The move right now is uncertain, and the sources are all unverified, but this would make a lot of sense. Amazon has a lot of interest in being the local big-box killer. They have shown time and time again that their brand recognition and ability to stay so agile keeps paying off.
Laser Shortage Means Android Notches Are Mostly Aesthetic
If you are like me, you hate to see the mass of copycat Androids running to copy Apple's latest smartphone tactic. Not only does it kill innovation it will create more complacency as companies don't have to bring a new product to the market, just one that vaguely resembles Apple.
And truthfully, I don't understand the logic. You won't convince Apple users to make the switch, they already like their iPhone ecosystems.
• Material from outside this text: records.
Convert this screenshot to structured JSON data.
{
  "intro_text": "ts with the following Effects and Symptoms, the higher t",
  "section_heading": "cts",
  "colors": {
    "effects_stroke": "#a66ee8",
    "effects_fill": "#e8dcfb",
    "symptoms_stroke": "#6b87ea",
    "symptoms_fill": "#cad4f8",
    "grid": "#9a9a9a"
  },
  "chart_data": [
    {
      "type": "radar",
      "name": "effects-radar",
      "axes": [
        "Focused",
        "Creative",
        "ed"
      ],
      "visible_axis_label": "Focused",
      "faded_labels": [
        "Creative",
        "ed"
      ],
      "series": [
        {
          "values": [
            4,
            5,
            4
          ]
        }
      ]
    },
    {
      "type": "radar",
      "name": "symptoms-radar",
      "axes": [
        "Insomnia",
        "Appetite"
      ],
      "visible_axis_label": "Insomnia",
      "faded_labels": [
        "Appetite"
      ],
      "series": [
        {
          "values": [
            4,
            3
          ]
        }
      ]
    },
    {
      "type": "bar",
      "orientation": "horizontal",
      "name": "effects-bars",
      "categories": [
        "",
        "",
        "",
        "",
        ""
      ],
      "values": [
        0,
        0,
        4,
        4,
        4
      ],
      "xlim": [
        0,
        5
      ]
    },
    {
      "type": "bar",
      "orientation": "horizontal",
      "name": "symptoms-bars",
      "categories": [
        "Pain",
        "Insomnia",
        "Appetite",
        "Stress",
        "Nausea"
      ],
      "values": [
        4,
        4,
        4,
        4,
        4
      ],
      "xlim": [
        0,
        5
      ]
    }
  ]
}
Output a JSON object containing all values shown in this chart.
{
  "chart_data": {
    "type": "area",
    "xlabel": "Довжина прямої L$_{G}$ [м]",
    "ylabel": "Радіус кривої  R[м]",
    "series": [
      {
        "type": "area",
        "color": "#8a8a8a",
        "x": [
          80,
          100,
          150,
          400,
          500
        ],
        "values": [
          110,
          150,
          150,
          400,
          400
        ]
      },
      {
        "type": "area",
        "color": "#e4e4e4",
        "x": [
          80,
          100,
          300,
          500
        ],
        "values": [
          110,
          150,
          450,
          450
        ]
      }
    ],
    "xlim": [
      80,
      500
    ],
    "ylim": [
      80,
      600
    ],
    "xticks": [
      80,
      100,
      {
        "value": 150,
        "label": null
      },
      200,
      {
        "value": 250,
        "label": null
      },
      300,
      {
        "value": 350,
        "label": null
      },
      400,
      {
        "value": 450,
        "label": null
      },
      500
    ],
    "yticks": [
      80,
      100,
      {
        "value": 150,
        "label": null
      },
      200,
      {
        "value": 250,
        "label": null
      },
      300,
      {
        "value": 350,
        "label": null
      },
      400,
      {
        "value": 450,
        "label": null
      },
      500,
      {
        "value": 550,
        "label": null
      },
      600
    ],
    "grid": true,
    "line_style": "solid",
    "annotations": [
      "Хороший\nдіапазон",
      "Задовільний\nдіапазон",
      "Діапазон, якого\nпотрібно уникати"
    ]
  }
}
On the flip side, you might convince your Android loyal users to just buy an iPhone to get the full benefits, effectively driving away the already minimal, yet loyal audience of people who believed in your product in the first place.
But I digress.
A new report reveals that the same lasers and 3D sensing cameras are in a massive shortage right now. In fact, they might not hit the market again for two years. In their findings, Reuters reports that three of the largest suppliers - Viavi Solutions, Ams AG and Finisar Corp - are "severely bottlenecked" on key parts that means “mass adoption of 3D sensing will not happen until next year.”
“We may have a potential introduction of a second handset maker into 3D sensing at the end of this calendar year,"Viavi’s senior director of investor relations Bill Ong told Reuters. "(But) the volumes would be very low. In 2019 you clearly will see at least two or more Android-based phones.”